Lauren knit this object. What is this object? Why and how does it appear as this object? Phenomenologically, two things are going on here. First of all, my perceptual experience intends this object: it is the focus and the correlate of my conscious activity of perceiving. Secondly, my perceptual experience means this object: it is a specific, typical thing of a particular sort.
(1) As intended, this object is the synthetic unity of series of adumbrations, whose unity is achieved, mainly passively, by the contiguity, concatenation, internal referentiality (self-sameness) of the presentation of these adumbrations. It can appear as the one, single, object of several acts of conscious perception through its constitution as that same thing, through the harmonious, unbroken interconnection of perspectives.
(2) As meant, this object is far more complex. It is not merely a synthetic unity of perspectival perceptions, but also a specific thing — in this case, a thing called Walter Bernhard Bunny. That is to say, I do not perceive this thing as “plushy white soft fibrous blob” but as a stuffed knit representation of a bunny. (Possibly more remarkably, given the stylistic representation here, is that I can also recognize this as “Walter Bernhard Bunny.”)

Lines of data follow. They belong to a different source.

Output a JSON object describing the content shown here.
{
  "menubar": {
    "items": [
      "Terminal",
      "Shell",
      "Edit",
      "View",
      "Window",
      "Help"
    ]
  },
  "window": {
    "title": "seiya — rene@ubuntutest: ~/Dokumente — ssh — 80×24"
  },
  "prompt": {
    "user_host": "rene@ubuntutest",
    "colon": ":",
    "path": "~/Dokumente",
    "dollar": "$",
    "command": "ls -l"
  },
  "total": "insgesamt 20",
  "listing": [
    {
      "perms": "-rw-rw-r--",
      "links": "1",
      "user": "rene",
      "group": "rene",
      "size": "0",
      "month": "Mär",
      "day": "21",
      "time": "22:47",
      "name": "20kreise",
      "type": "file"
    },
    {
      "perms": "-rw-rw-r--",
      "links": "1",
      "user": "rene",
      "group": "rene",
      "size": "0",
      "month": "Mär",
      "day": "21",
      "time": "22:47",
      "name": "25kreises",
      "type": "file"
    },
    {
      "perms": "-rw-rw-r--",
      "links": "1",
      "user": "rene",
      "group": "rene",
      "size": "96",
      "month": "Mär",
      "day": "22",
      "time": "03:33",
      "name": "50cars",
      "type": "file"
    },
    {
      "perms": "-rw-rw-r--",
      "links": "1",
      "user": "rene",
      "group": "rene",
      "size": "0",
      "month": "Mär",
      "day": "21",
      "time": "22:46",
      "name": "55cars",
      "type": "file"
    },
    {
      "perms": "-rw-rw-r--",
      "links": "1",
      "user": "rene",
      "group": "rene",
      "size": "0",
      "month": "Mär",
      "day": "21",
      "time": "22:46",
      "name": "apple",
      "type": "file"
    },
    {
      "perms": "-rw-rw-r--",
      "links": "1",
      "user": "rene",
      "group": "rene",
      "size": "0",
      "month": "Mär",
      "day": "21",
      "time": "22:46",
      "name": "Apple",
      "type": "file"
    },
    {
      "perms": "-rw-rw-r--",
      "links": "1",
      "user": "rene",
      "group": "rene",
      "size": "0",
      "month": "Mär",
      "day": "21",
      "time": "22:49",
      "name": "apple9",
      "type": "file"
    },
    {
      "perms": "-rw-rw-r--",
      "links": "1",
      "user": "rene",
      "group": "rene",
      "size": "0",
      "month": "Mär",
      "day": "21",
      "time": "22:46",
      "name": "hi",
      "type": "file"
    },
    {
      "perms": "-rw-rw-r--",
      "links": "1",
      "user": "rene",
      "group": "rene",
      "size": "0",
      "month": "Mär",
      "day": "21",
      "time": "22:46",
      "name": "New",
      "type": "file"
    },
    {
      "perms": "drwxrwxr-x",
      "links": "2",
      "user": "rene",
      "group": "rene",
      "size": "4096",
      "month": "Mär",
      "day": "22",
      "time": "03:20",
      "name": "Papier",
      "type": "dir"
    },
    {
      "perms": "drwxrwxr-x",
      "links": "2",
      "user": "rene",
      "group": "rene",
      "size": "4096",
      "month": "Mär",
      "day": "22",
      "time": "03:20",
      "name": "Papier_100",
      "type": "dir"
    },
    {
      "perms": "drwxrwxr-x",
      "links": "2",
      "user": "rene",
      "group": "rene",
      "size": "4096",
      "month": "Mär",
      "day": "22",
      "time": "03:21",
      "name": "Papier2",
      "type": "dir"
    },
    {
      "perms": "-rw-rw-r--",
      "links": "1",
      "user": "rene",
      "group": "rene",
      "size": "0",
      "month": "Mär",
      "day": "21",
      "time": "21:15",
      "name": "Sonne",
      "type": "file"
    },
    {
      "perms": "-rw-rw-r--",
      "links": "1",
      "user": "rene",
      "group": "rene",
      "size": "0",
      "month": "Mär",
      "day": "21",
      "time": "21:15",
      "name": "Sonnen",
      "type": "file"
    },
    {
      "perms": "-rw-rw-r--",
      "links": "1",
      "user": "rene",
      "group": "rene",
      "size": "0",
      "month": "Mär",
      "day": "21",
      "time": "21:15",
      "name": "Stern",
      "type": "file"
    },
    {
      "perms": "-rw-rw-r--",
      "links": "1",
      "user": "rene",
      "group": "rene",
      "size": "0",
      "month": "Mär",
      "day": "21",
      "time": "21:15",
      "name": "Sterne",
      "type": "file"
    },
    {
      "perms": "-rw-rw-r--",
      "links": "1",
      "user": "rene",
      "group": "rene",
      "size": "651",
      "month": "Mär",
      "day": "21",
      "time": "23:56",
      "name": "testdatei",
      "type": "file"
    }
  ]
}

The problem of normal and abnormal is raised significantly here. For, it is normal that I or anyone would (1) intend a selfsame thing through the harmonious unity of ongoing perception. It would be abnormal to fail to experience this synthetic unity; that failure would suggest that my consciousness or my senses are inhibited by something. But then, the big question in phenomenological ontology is, how much does (2) the meant object foretell that perceptual unity? That is, does to what extent does the unity of the intended object, as the correlate of a harmonious, ongoing series of perceptions, depend upon the meant object, as the typical thing recognized as something-or-other?
Imagine someone who has not seen a stuffed, knitted representation of a bunny. Even better, imagine someone who has not seen a bunny, either. What does this object appear to be, to that person? Clearly, not “a stuffed bunny,” and decidedly not “Walter Bernhard Bunny.” But is that somehow necessary for this object to appear as anything at all?

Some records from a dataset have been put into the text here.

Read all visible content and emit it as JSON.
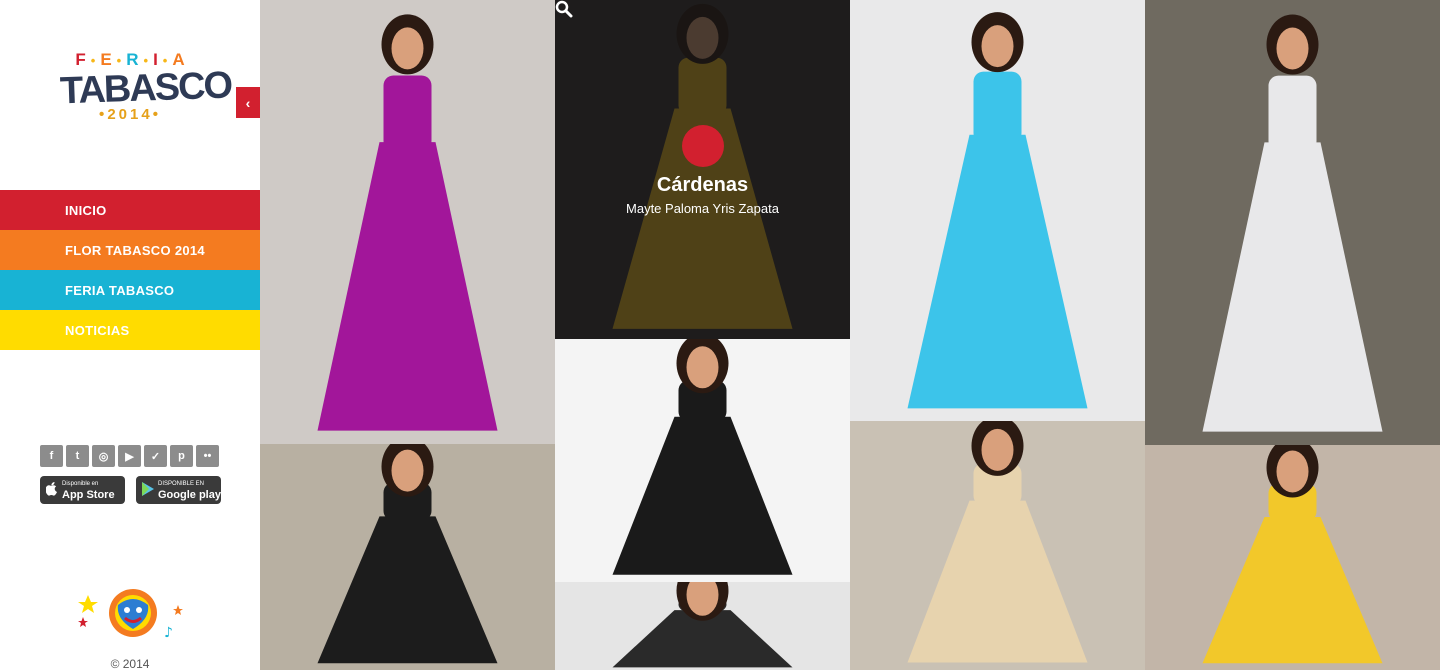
{
  "logo": {
    "feria_letters": [
      "F",
      "E",
      "R",
      "I",
      "A"
    ],
    "feria_colors": [
      "#d2202f",
      "#f47b20",
      "#18b3d4",
      "#d2202f",
      "#f47b20"
    ],
    "title": "TABASCO",
    "year": "2014"
  },
  "sidebar": {
    "collapse_icon": "‹",
    "nav": [
      {
        "label": "INICIO",
        "color": "#d2202f"
      },
      {
        "label": "FLOR TABASCO 2014",
        "color": "#f47b20"
      },
      {
        "label": "FERIA TABASCO",
        "color": "#18b3d4"
      },
      {
        "label": "NOTICIAS",
        "color": "#ffdc00"
      }
    ],
    "socials": [
      {
        "name": "facebook-icon",
        "glyph": "f"
      },
      {
        "name": "twitter-icon",
        "glyph": "t"
      },
      {
        "name": "instagram-icon",
        "glyph": "◎"
      },
      {
        "name": "youtube-icon",
        "glyph": "▶"
      },
      {
        "name": "foursquare-icon",
        "glyph": "✓"
      },
      {
        "name": "pinterest-icon",
        "glyph": "p"
      },
      {
        "name": "flickr-icon",
        "glyph": "••"
      }
    ],
    "stores": [
      {
        "small": "Disponible en",
        "big": "App Store",
        "icon": ""
      },
      {
        "small": "DISPONIBLE EN",
        "big": "Google play",
        "icon": "▶"
      }
    ],
    "copyright": "© 2014"
  },
  "gallery": {
    "hovered": {
      "title": "Cárdenas",
      "subtitle": "Mayte Paloma Yris Zapata",
      "icon": "search-icon"
    },
    "tiles": [
      {
        "dress": "#a2169a",
        "bg": "#cfcac6"
      },
      {
        "dress": "#e8b820",
        "bg": "#3a3532"
      },
      {
        "dress": "#3cc4ea",
        "bg": "#e9e9ea"
      },
      {
        "dress": "#e8e8ea",
        "bg": "#6f6a60"
      },
      {
        "dress": "#1c1c1c",
        "bg": "#b8b0a2"
      },
      {
        "dress": "#1a1a1a",
        "bg": "#f4f4f4"
      },
      {
        "dress": "#e7d3ae",
        "bg": "#c9c1b4"
      },
      {
        "dress": "#f2c82a",
        "bg": "#c2b5a8"
      },
      {
        "dress": "#2a2a2a",
        "bg": "#e5e5e5"
      }
    ]
  }
}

In my opinion, the phenomenology of constitution lets us down at this point. That kind of analysis is concerned with how meaning and objectivity are built up from subjective, indeterminate, individual percepts. It helps us account for how this bunch of stuff can come to mean “Walter Bernhard Bunny.” But it doesn’t let us know how much of the unity of the stuff depends on the meaning, and how much of it depends on the synthetic, passive synthesis of perception. That’s why Husserl said we needed genetic/generative phenomenology. Agreed. But that only tells me there’s another level of analysis to go: it does not tell me that the passive synthesis accounts for the appearance of “something” without there already being “Walter Bernhard Bunny,” or at least “stuffed, knitted bunny” to hold the object’s unity together.
This was Hume’s problem, wasn’t it? He asked his readers to suppose someone had seen every shade of blue but one. That one missing shade of blue could be analytically and imaginatively filled out, but the authentic and vivid idea of that shade could only come from experience. My question is whether, for this object to appear as a unity, I don’t need the experience (the cultural experience) of some things being stuffed knitted representations of bunnies.
If you think all that’s complicated, imagine what it would be like to try to unpack the cultural concept of “cute”!